This page is a stub. It will be expanded to a full-fledged article.

Celtic Dacia

Q212853

Dacia: country north of the Lower Danube, more or less identical to modern Romania. It experienced influences from the Thracians, Scythians, Greeks, and Celts (below) and became a powerful kingdom, added as a province to the Roman Empire, abandoned to Germanic-speaking tribes, and part of the Avar zone of influence.

Celtic Dacia

Luna, Statuette of a boar

The Celts are the great Iron Age civilization of Western Europe. With roots in the Hallstatt culture, the Celts had their homeland in waht is now Champagne, Lorraine, the Alsace, the Black Forest, Bavaria, and Bohemia. The elite had become rich by first exporting iron and salt, and later monopolizing the trade in raw materials (e.g, tin, amber, slaves) from the north to the Mediterranean south.
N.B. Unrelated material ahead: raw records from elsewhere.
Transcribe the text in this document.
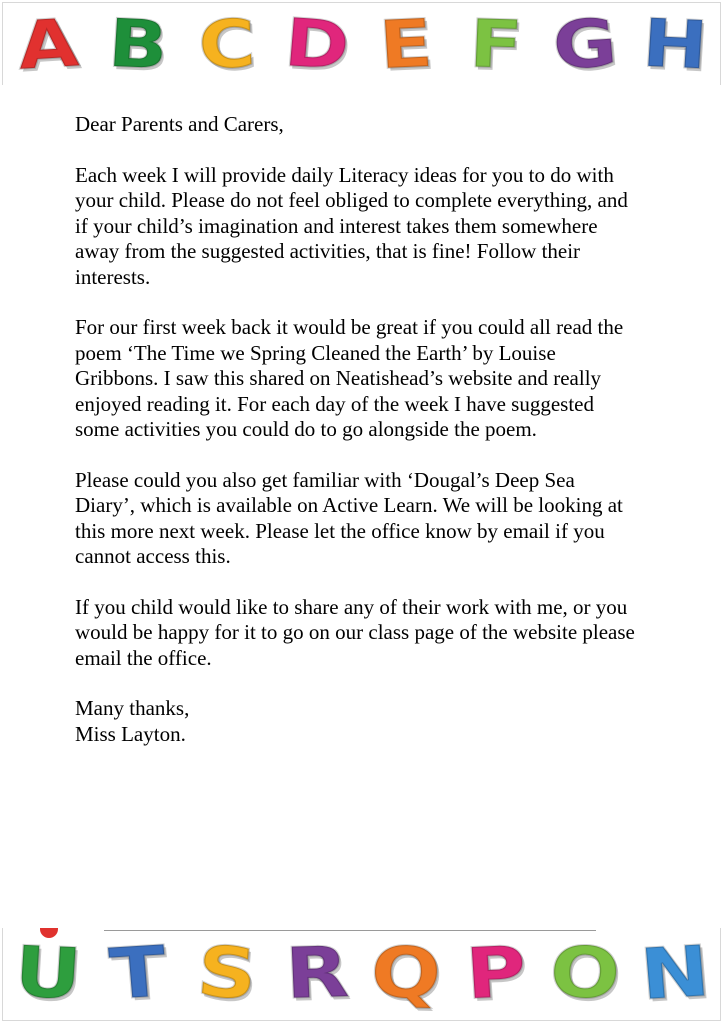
A B C D E F G H

Dear Parents and Carers,

Each week I will provide daily Literacy ideas for you to do with your child. Please do not feel obliged to complete everything, and if your child’s imagination and interest takes them somewhere away from the suggested activities, that is fine! Follow their interests.

For our first week back it would be great if you could all read the poem ‘The Time we Spring Cleaned the Earth’ by Louise Gribbons. I saw this shared on Neatishead’s website and really enjoyed reading it. For each day of the week I have suggested some activities you could do to go alongside the poem.

Please could you also get familiar with ‘Dougal’s Deep Sea Diary’, which is available on Active Learn. We will be looking at this more next week. Please let the office know by email if you cannot access this.

If you child would like to share any of their work with me, or you would be happy for it to go on our class page of the website please email the office.

Many thanks,

Miss Layton.

U T S R Q P O N
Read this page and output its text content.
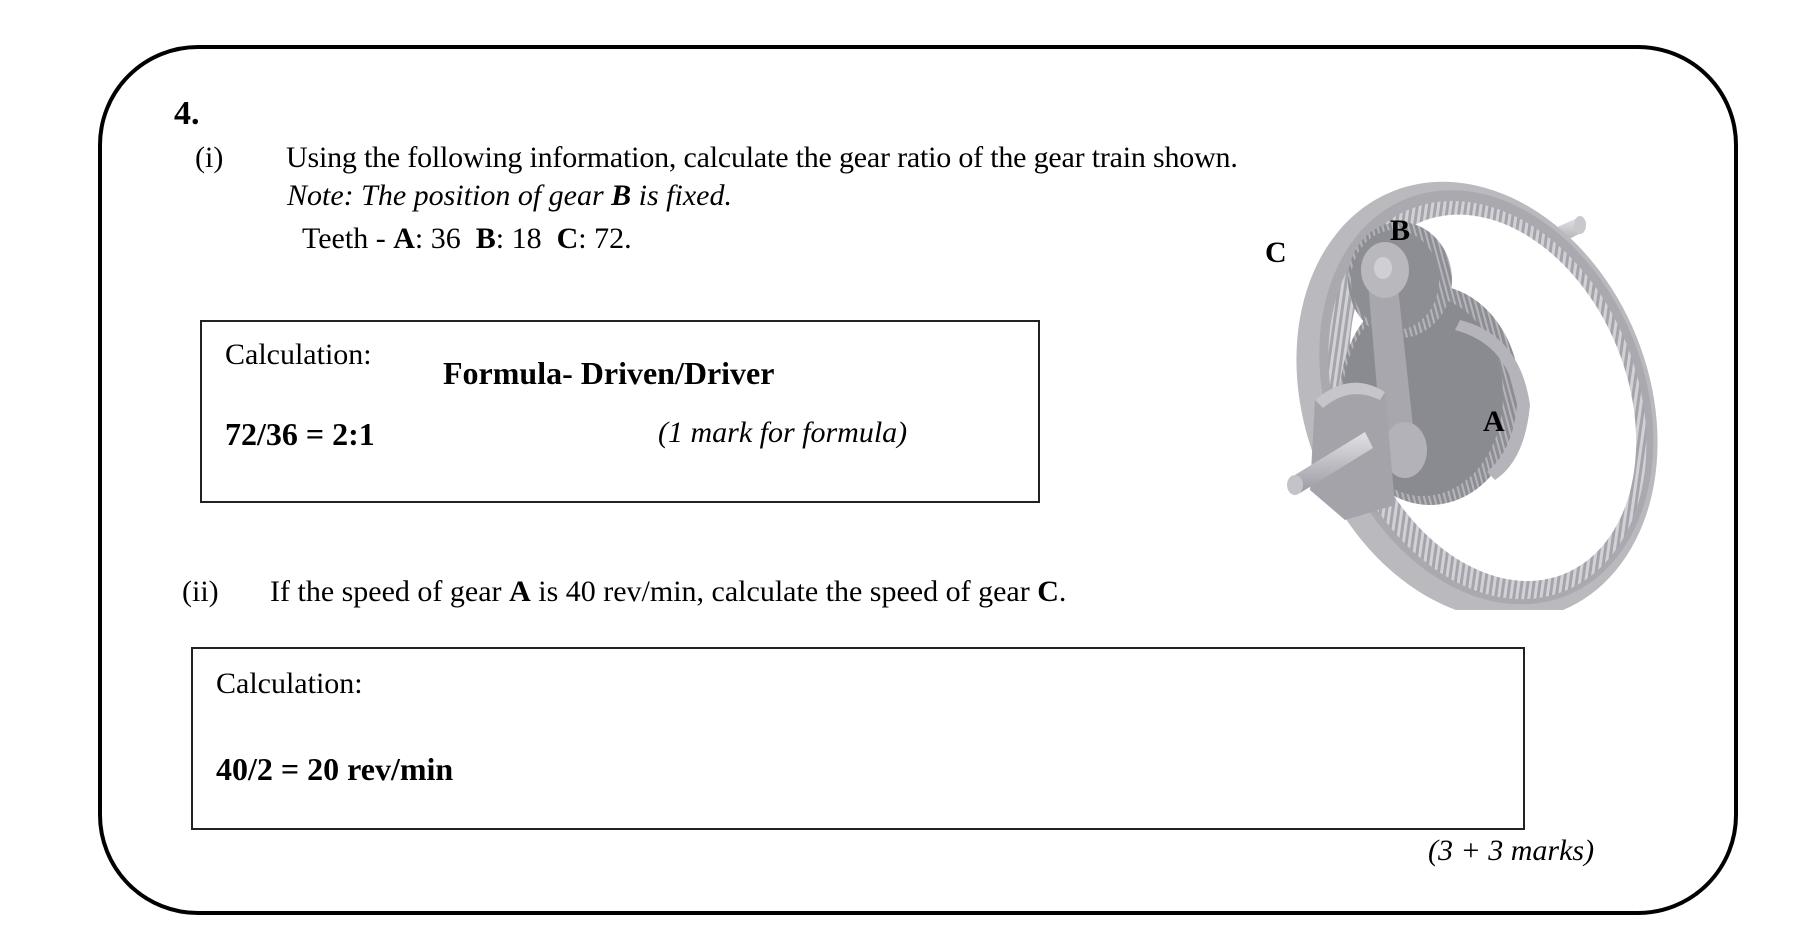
4.
(i) Using the following information, calculate the gear ratio of the gear train shown.
Note: The position of gear B is fixed.
Teeth - A: 36 B: 18 C: 72.
Calculation:
Formula- Driven/Driver
72/36 = 2:1	(1 mark for formula)
(ii) If the speed of gear A is 40 rev/min, calculate the speed of gear C.
Calculation:
40/2 = 20 rev/min
(3 + 3 marks)
C
B
A
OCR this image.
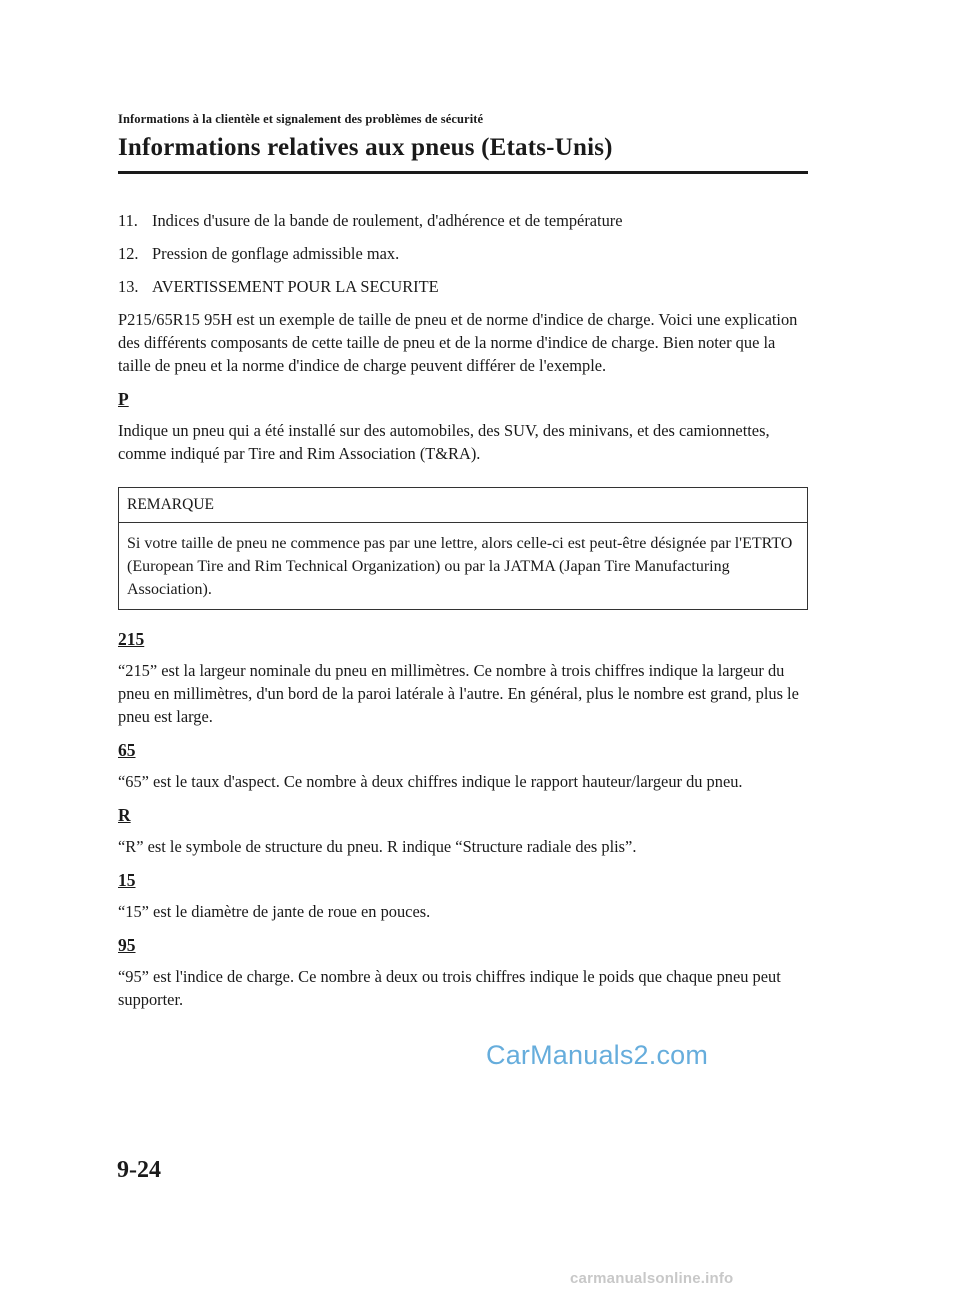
Informations à la clientèle et signalement des problèmes de sécurité
Informations relatives aux pneus (Etats-Unis)
11. Indices d'usure de la bande de roulement, d'adhérence et de température
12. Pression de gonflage admissible max.
13. AVERTISSEMENT POUR LA SECURITE

P215/65R15 95H est un exemple de taille de pneu et de norme d'indice de charge. Voici une explication des différents composants de cette taille de pneu et de la norme d'indice de charge. Bien noter que la taille de pneu et la norme d'indice de charge peuvent différer de l'exemple.

P

Indique un pneu qui a été installé sur des automobiles, des SUV, des minivans, et des camionnettes, comme indiqué par Tire and Rim Association (T&RA).

REMARQUE
Si votre taille de pneu ne commence pas par une lettre, alors celle-ci est peut-être désignée par l'ETRTO (European Tire and Rim Technical Organization) ou par la JATMA (Japan Tire Manufacturing Association).
215

“215” est la largeur nominale du pneu en millimètres. Ce nombre à trois chiffres indique la largeur du pneu en millimètres, d'un bord de la paroi latérale à l'autre. En général, plus le nombre est grand, plus le pneu est large.

65

“65” est le taux d'aspect. Ce nombre à deux chiffres indique le rapport hauteur/largeur du pneu.

R

“R” est le symbole de structure du pneu. R indique “Structure radiale des plis”.

15

“15” est le diamètre de jante de roue en pouces.

95

“95” est l'indice de charge. Ce nombre à deux ou trois chiffres indique le poids que chaque pneu peut supporter.

CarManuals2.com
9-24
carmanualsonline.info
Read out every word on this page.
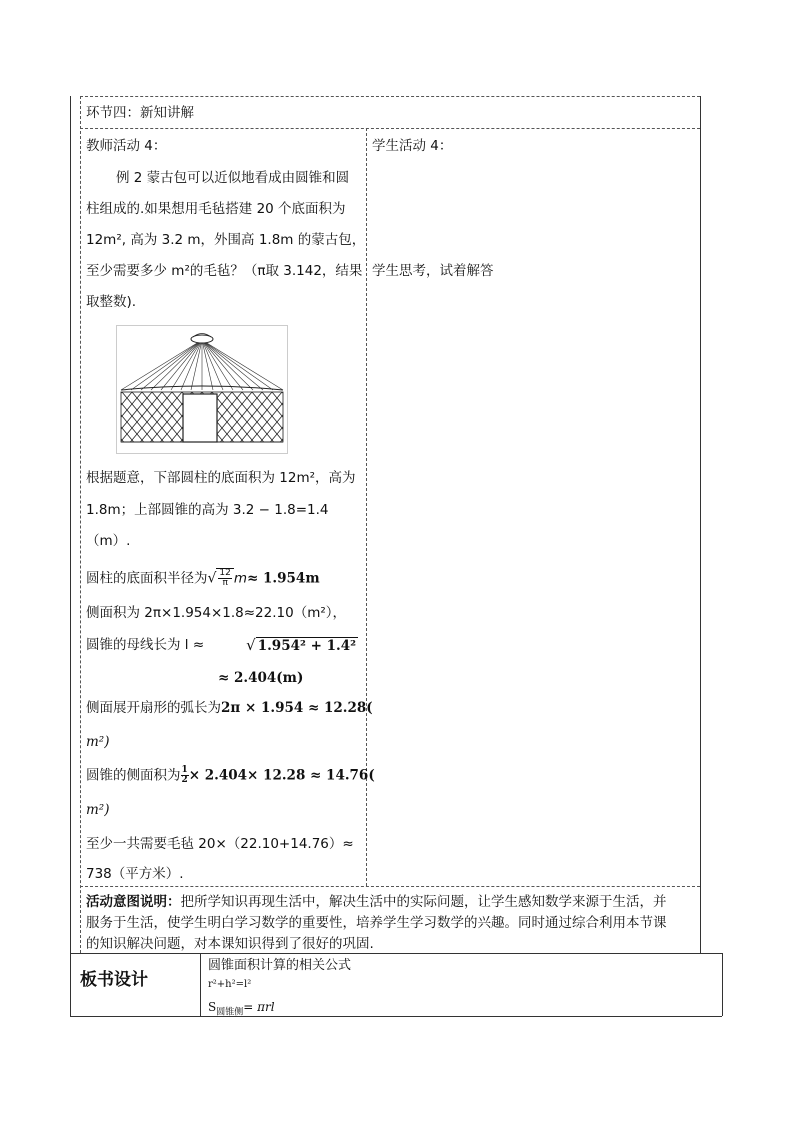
环节四：新知讲解
教师活动 4：
例 2 蒙古包可以近似地看成由圆锥和圆
柱组成的.如果想用毛毡搭建 20 个底面积为
12m², 高为 3.2 m，外围高 1.8m 的蒙古包，
至少需要多少 m²的毛毡？（π取 3.142，结果
取整数).
根据题意，下部圆柱的底面积为 12m²，高为
1.8m；上部圆锥的高为 3.2 − 1.8=1.4
（m）.
圆柱的底面积半径为√ $\frac{12}{\pi} m\approx 1.954m$
侧面积为 2π×1.954×1.8≈22.10（m²），
圆锥的母线长为 l ≈	√ 1.954² + 1.4²
≈ 2.404(m)
侧面展开扇形的弧长为2π × 1.954 ≈ 12.28(
m²)
圆锥的侧面积为 $\frac{1}{2} \times 2.404\times 12.28 \approx 14.76$(
m²)
至少一共需要毛毡 20×（22.10+14.76）≈
738（平方米）.
学生活动 4：
学生思考，试着解答
活动意图说明：把所学知识再现生活中，解决生活中的实际问题，让学生感知数学来源于生活，并
服务于生活，使学生明白学习数学的重要性，培养学生学习数学的兴趣。同时通过综合利用本节课
的知识解决问题，对本课知识得到了很好的巩固.
板书设计
圆锥面积计算的相关公式
r²+h²=l²
$S_{圆锥侧}= \pi rl$
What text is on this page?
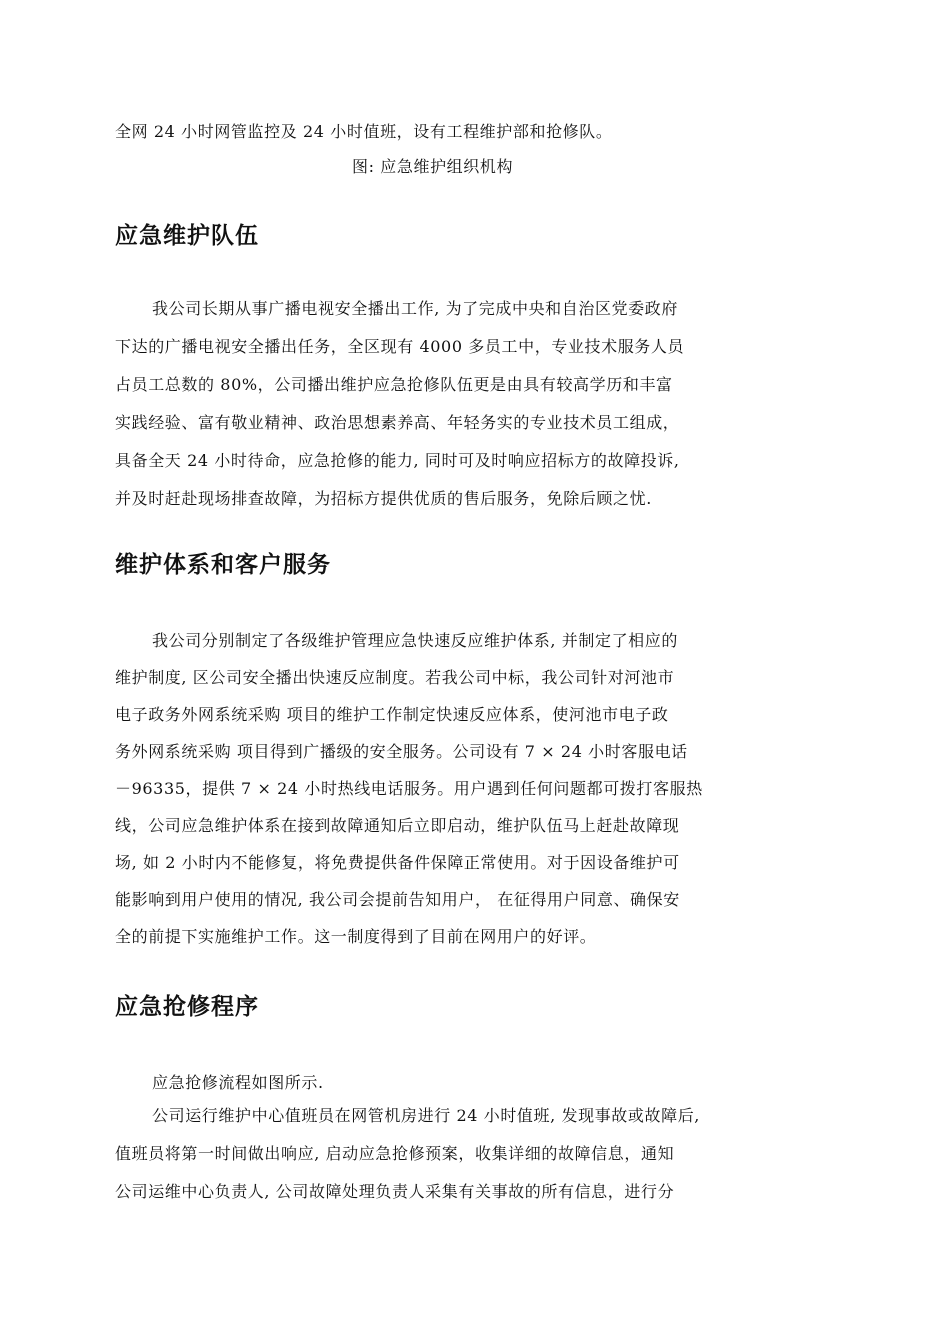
全网 24 小时网管监控及 24 小时值班，设有工程维护部和抢修队。
图: 应急维护组织机构
应急维护队伍
我公司长期从事广播电视安全播出工作, 为了完成中央和自治区党委政府
下达的广播电视安全播出任务，全区现有 4000 多员工中，专业技术服务人员
占员工总数的 80%，公司播出维护应急抢修队伍更是由具有较高学历和丰富
实践经验、富有敬业精神、政治思想素养高、年轻务实的专业技术员工组成，
具备全天 24 小时待命，应急抢修的能力, 同时可及时响应招标方的故障投诉,
并及时赶赴现场排查故障，为招标方提供优质的售后服务，免除后顾之忧.
维护体系和客户服务
我公司分别制定了各级维护管理应急快速反应维护体系, 并制定了相应的
维护制度, 区公司安全播出快速反应制度。若我公司中标，我公司针对河池市
电子政务外网系统采购 项目的维护工作制定快速反应体系，使河池市电子政
务外网系统采购 项目得到广播级的安全服务。公司设有 7 × 24 小时客服电话
－96335，提供 7 × 24 小时热线电话服务。用户遇到任何问题都可拨打客服热
线，公司应急维护体系在接到故障通知后立即启动，维护队伍马上赶赴故障现
场, 如 2 小时内不能修复，将免费提供备件保障正常使用。对于因设备维护可
能影响到用户使用的情况, 我公司会提前告知用户， 在征得用户同意、确保安
全的前提下实施维护工作。这一制度得到了目前在网用户的好评。
应急抢修程序
应急抢修流程如图所示.
公司运行维护中心值班员在网管机房进行 24 小时值班, 发现事故或故障后,
值班员将第一时间做出响应, 启动应急抢修预案，收集详细的故障信息，通知
公司运维中心负责人, 公司故障处理负责人采集有关事故的所有信息，进行分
In the fifth and fourth centuries, the Celtic civilization, which archaeologists call La Tène, spread across Europe. The migrations were often violent. A group of warriors sacked Rome in 387 BCE and another band captured the Greek holy city Delphi in 279 BCE.note Others proceeded to central Anatolia. For the two last-mentioned operations, the Lower Danube area must have been some kind of base and Celtic presence is well-attested indeed.